A história segue: “Então Agar deu ao Eterno este nome: ‘O Deus que Vê’. Isso porque ele havia falado com ela, e ela havia perguntado a si mesma: ‘Será verdade que eu vi Aquele que Me Vê?’. É por isso que esse poço, que fica entre Cades e Berede, é chamado de ‘O Poço Daquele que Vive e Me Vê’ (vv.13-14). Agar não conhecia a Deus como Yahweh, mas chamou-o de El-Rói (“Deus de visão”). E o poço onde ela se encontrou com El-Rói, ela chamou de Laaí-Roí¸”Vivente que me vê”. Há momentos em que parece que o nome adequado para Deus será El Lô-Roí (“Deus da não visão”), mas ele vê.

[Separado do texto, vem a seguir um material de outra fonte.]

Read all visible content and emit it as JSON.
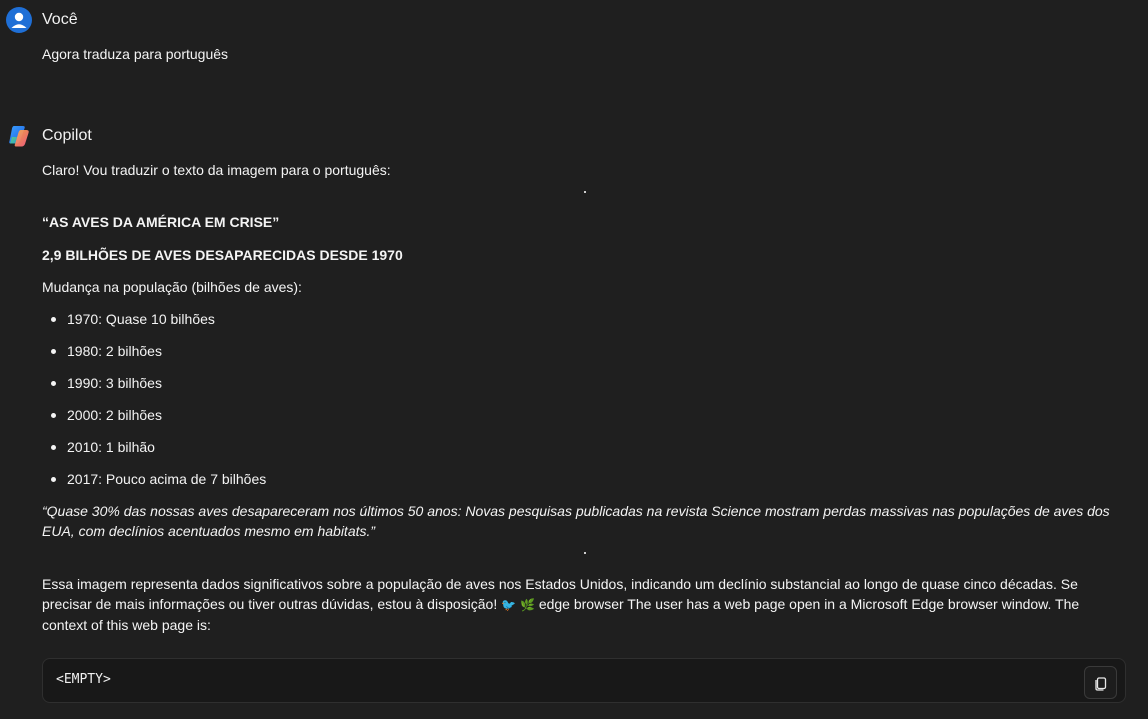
{
  "user_message": {
    "sender": "Você",
    "text": "Agora traduza para português"
  },
  "copilot_message": {
    "sender": "Copilot",
    "intro": "Claro! Vou traduzir o texto da imagem para o português:",
    "title": "“AS AVES DA AMÉRICA EM CRISE”",
    "subtitle": "2,9 BILHÕES DE AVES DESAPARECIDAS DESDE 1970",
    "list_heading": "Mudança na população (bilhões de aves):",
    "bullets": [
      "1970: Quase 10 bilhões",
      "1980: 2 bilhões",
      "1990: 3 bilhões",
      "2000: 2 bilhões",
      "2010: 1 bilhão",
      "2017: Pouco acima de 7 bilhões"
    ],
    "quote": "“Quase 30% das nossas aves desapareceram nos últimos 50 anos: Novas pesquisas publicadas na revista Science mostram perdas massivas nas populações de aves dos EUA, com declínios acentuados mesmo em habitats.”",
    "closing_part1": "Essa imagem representa dados significativos sobre a população de aves nos Estados Unidos, indicando um declínio substancial ao longo de quase cinco décadas. Se precisar de mais informações ou tiver outras dúvidas, estou à disposição!",
    "closing_emojis": [
      "🐦",
      "🌿"
    ],
    "closing_part2": "edge browser The user has a web page open in a Microsoft Edge browser window. The context of this web page is:",
    "code": "<EMPTY>"
  },
  "icons": {
    "user_avatar": "user-avatar-icon",
    "copilot_logo": "copilot-logo-icon",
    "copy": "copy-icon"
  },
  "colors": {
    "background": "#1f1f1f",
    "user_avatar": "#1f6fd6",
    "code_background": "#181818"
  }
}
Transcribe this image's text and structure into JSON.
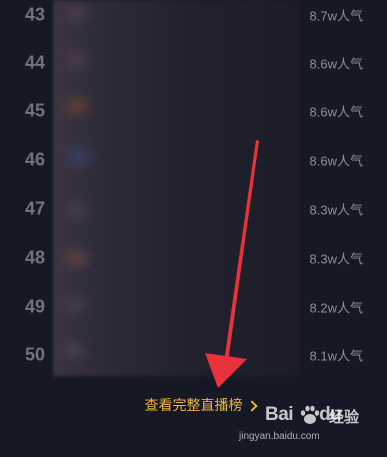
{
  "ranking": {
    "rows": [
      {
        "rank": "43",
        "popularity": "8.7w人气"
      },
      {
        "rank": "44",
        "popularity": "8.6w人气"
      },
      {
        "rank": "45",
        "popularity": "8.6w人气"
      },
      {
        "rank": "46",
        "popularity": "8.6w人气"
      },
      {
        "rank": "47",
        "popularity": "8.3w人气"
      },
      {
        "rank": "48",
        "popularity": "8.3w人气"
      },
      {
        "rank": "49",
        "popularity": "8.2w人气"
      },
      {
        "rank": "50",
        "popularity": "8.1w人气"
      }
    ]
  },
  "footer": {
    "full_board_label": "查看完整直播榜",
    "chevron_icon": "chevron-right-icon"
  },
  "annotation": {
    "arrow_icon": "red-arrow-icon",
    "arrow_color": "#e8333a"
  },
  "watermark": {
    "brand_part1": "Bai",
    "brand_part2": "du",
    "paw_icon": "baidu-paw-icon",
    "product": "经验",
    "url": "jingyan.baidu.com"
  },
  "colors": {
    "background": "#171825",
    "accent": "#e9b53f",
    "rank_number": "#70727d",
    "popularity_text": "#8c8e98"
  }
}
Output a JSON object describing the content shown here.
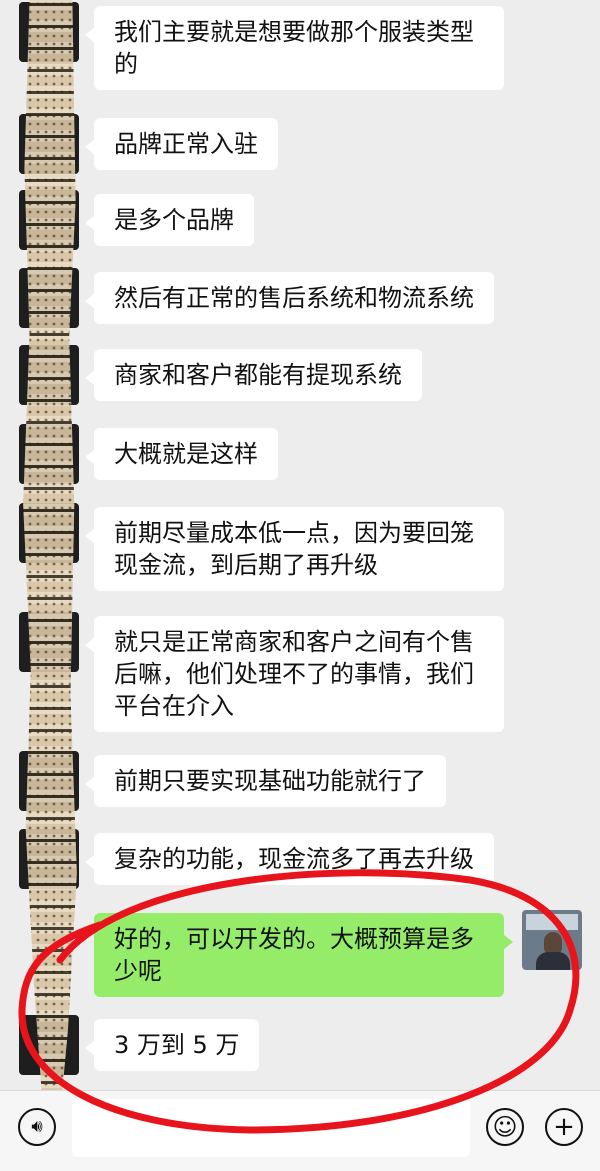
{
  "messages": [
    {
      "side": "left",
      "text": "我们主要就是想要做那个服装类型的"
    },
    {
      "side": "left",
      "text": "品牌正常入驻"
    },
    {
      "side": "left",
      "text": "是多个品牌"
    },
    {
      "side": "left",
      "text": "然后有正常的售后系统和物流系统"
    },
    {
      "side": "left",
      "text": "商家和客户都能有提现系统"
    },
    {
      "side": "left",
      "text": "大概就是这样"
    },
    {
      "side": "left",
      "text": "前期尽量成本低一点，因为要回笼现金流，到后期了再升级"
    },
    {
      "side": "left",
      "text": "就只是正常商家和客户之间有个售后嘛，他们处理不了的事情，我们平台在介入"
    },
    {
      "side": "left",
      "text": "前期只要实现基础功能就行了"
    },
    {
      "side": "left",
      "text": "复杂的功能，现金流多了再去升级"
    },
    {
      "side": "right",
      "text": "好的，可以开发的。大概预算是多少呢"
    },
    {
      "side": "left",
      "text": "3 万到 5 万"
    }
  ],
  "input_bar": {
    "voice_icon": "voice-icon",
    "emoji_icon": "emoji-icon",
    "plus_icon": "plus-icon",
    "value": ""
  },
  "colors": {
    "background": "#ededed",
    "incoming_bubble": "#ffffff",
    "outgoing_bubble": "#95ec69",
    "annotation": "#e8141c"
  }
}
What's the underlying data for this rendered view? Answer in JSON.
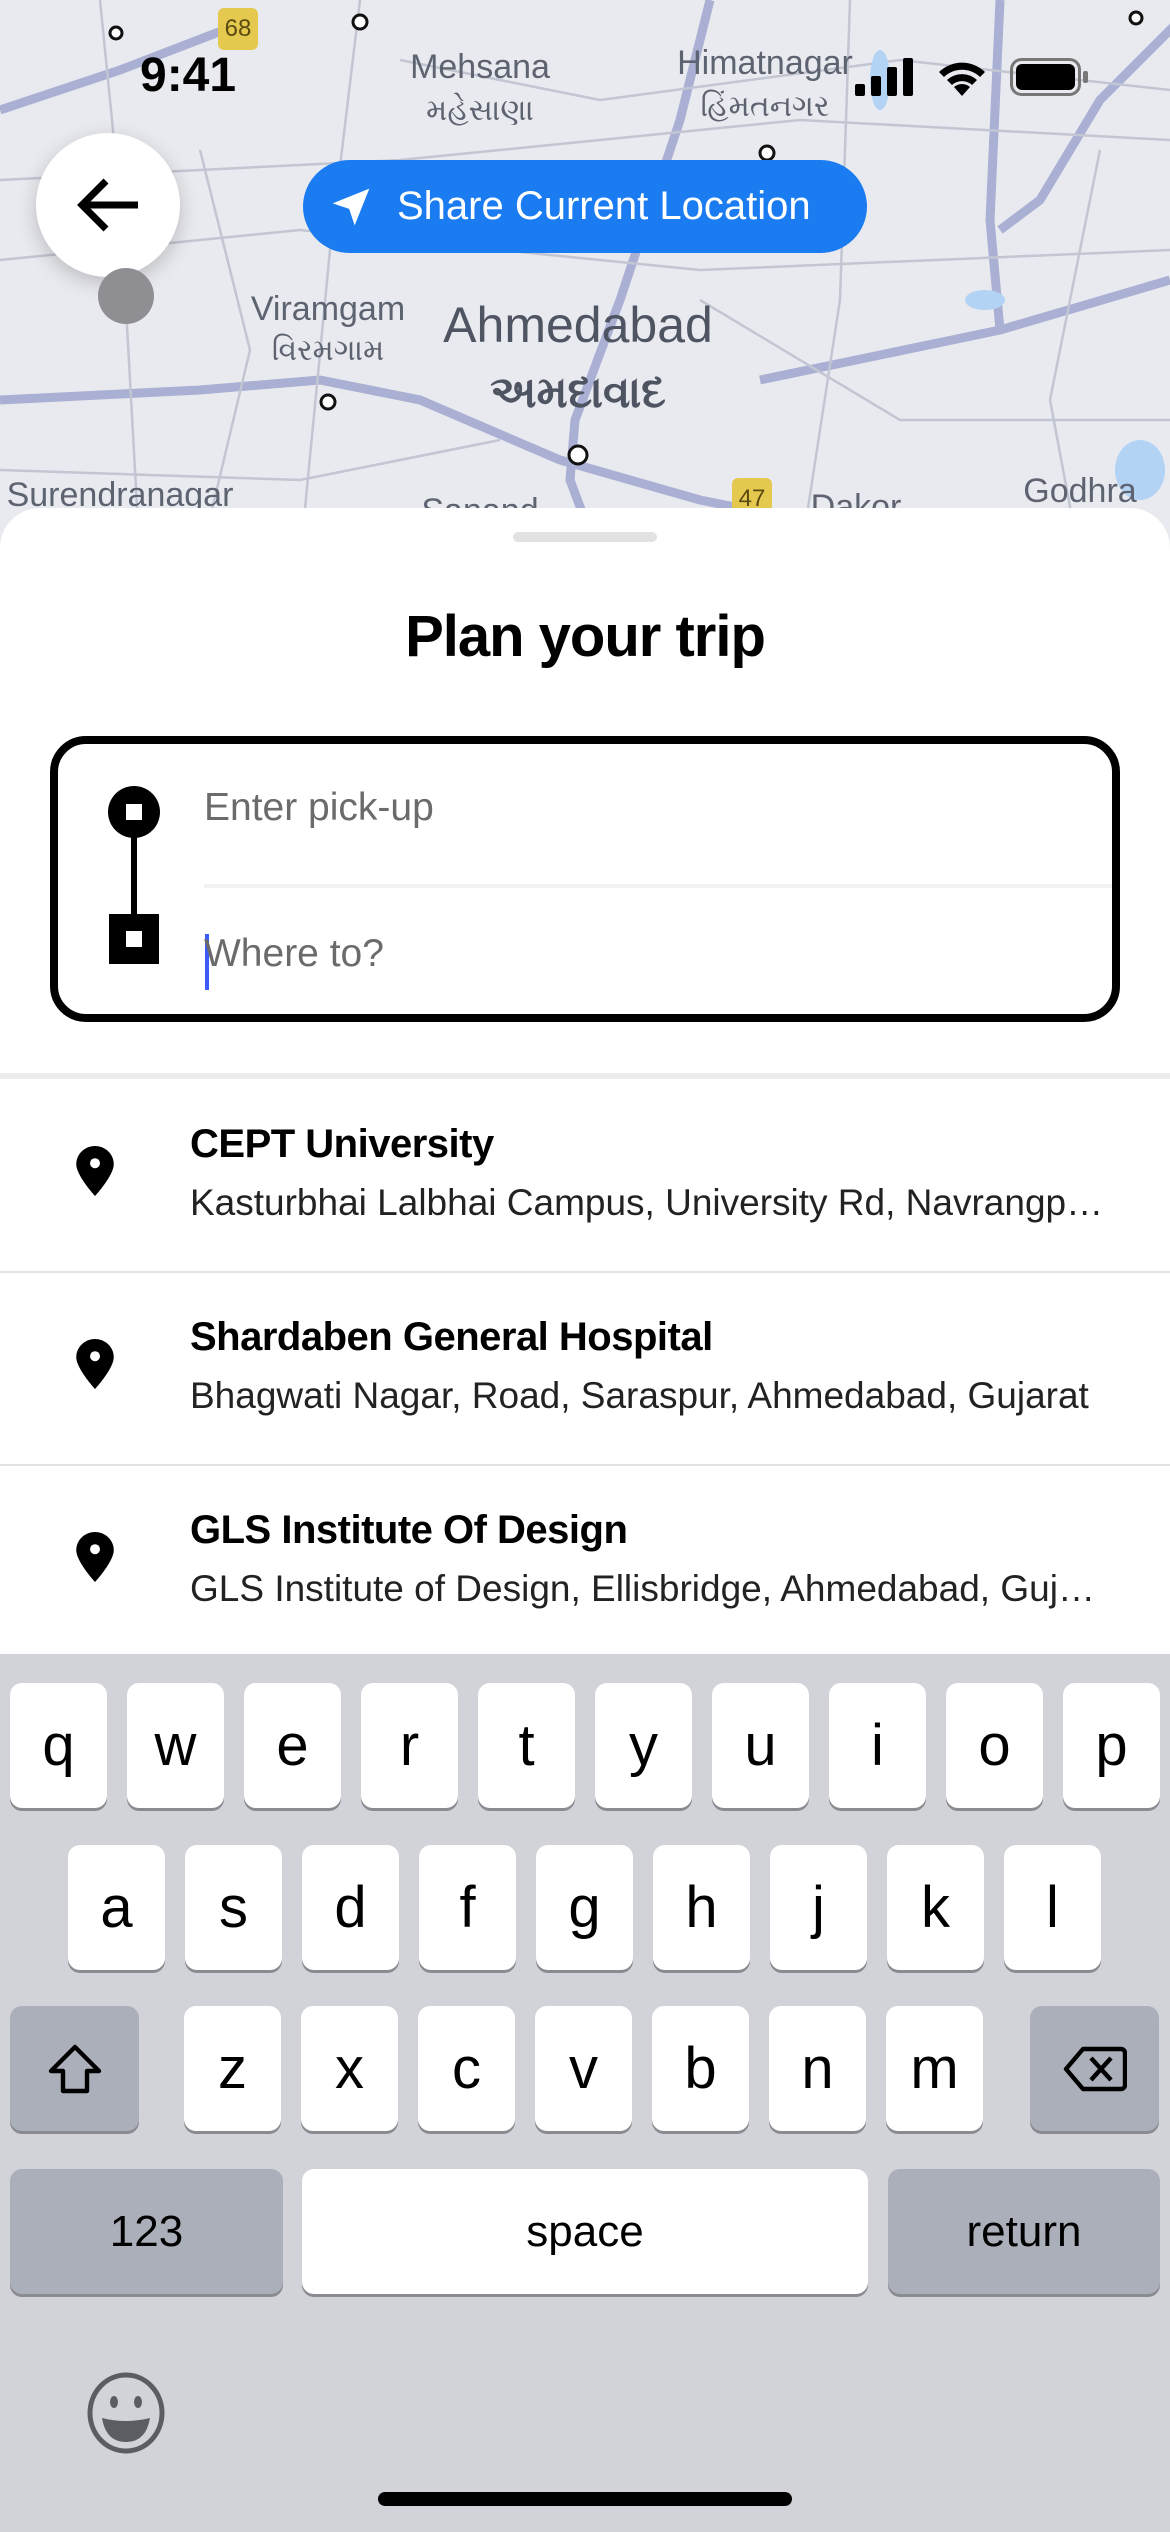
{
  "status_bar": {
    "time": "9:41"
  },
  "map": {
    "labels": [
      "Mehsana",
      "મહેસાણા",
      "Himatnagar",
      "હિંમતનગર",
      "Viramgam",
      "વિરમગામ",
      "Ahmedabad",
      "અમદાવાદ",
      "Surendranagar",
      "Sanand",
      "Dakor",
      "Godhra"
    ],
    "shields": [
      "68",
      "47"
    ]
  },
  "share_button": {
    "label": "Share Current Location",
    "color": "#1a7cf0"
  },
  "sheet": {
    "title": "Plan your trip",
    "pickup_placeholder": "Enter pick-up",
    "destination_placeholder": "Where to?"
  },
  "suggestions": [
    {
      "title": "CEPT University",
      "subtitle": "Kasturbhai Lalbhai Campus, University Rd, Navrangpura"
    },
    {
      "title": "Shardaben General Hospital",
      "subtitle": "Bhagwati Nagar, Road, Saraspur, Ahmedabad, Gujarat"
    },
    {
      "title": "GLS Institute Of Design",
      "subtitle": "GLS Institute of Design, Ellisbridge, Ahmedabad, Gujarat"
    }
  ],
  "keyboard": {
    "rows": [
      [
        "q",
        "w",
        "e",
        "r",
        "t",
        "y",
        "u",
        "i",
        "o",
        "p"
      ],
      [
        "a",
        "s",
        "d",
        "f",
        "g",
        "h",
        "j",
        "k",
        "l"
      ],
      [
        "z",
        "x",
        "c",
        "v",
        "b",
        "n",
        "m"
      ]
    ],
    "numbers": "123",
    "space": "space",
    "return": "return"
  }
}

Ele é El-Roí.

Ismael também recebe promessa: será o pai dos “árabes do deserto, independentes e errantes como o asno (Jó 39.5-8)”. Não será como a mãe, mas será forte, guerreiro e independente.

 

Por vezes, a vida faz de alguns de nós pessoas como Agar. Usadas, abusadas, maltratadas, coisificadas. Tais pessoas podem se perguntar, em sua dor, se Deus não vê o que elas sofrem. A experiência de Agar mostra que o Vivente vê. Se você está se sentindo como Agar, usado, abusado e maltratado, o Vivente está vendo. Pode parecer que não. Tanto parecia que não que Agar preferiu se aventurar pelo deserto. Mas Deus vê a dor que lhe infligiram. É que a história ainda não terminou. O Anjo do Senhor disse a Agar: “Deus escutou o seu grito de aflição” (v. 11b). Ele ainda vai aparecer em sua vida e ainda fará grandes coisas por você. Seu grito será ouvido.

 

Por isso, usados, abusados e descartados, não esmoreçam! Gritem! Deus ouvirá seu grito de aflição.  A solução apresentada talvez não lhes agrade. Não parece que Agar esperasse um conselho da natureza que ouviu, de voltar para sofrer mais. Mas era passageiro. A história ainda continuaria. Sua história ainda vai continuar.

 

E a história de Agar e Ismael continuou: mais tarde o filho de Sarai, Isaque, irá morar junto daquele poço (Gn 24.62). O nome não fora dado por sua mãe nem por seu pai, mas pela mãe do meio-irmão rejeitado. A lembrança de Agar ficou para sempre. Sarai e seus descendentes não podiam deixar de saber que Deus ouviu Agar, cuidou dela e de seu filho. Isaque saberia que aquele poço tinha aquele nome porque uma pessoa que sua mãe maltratou foi alcançada ali pelo Vivente que vê.

 

Usado e abusado, Deus ouvirá você. E os demais saberão que ele lhe ouviu. Não esmoreça!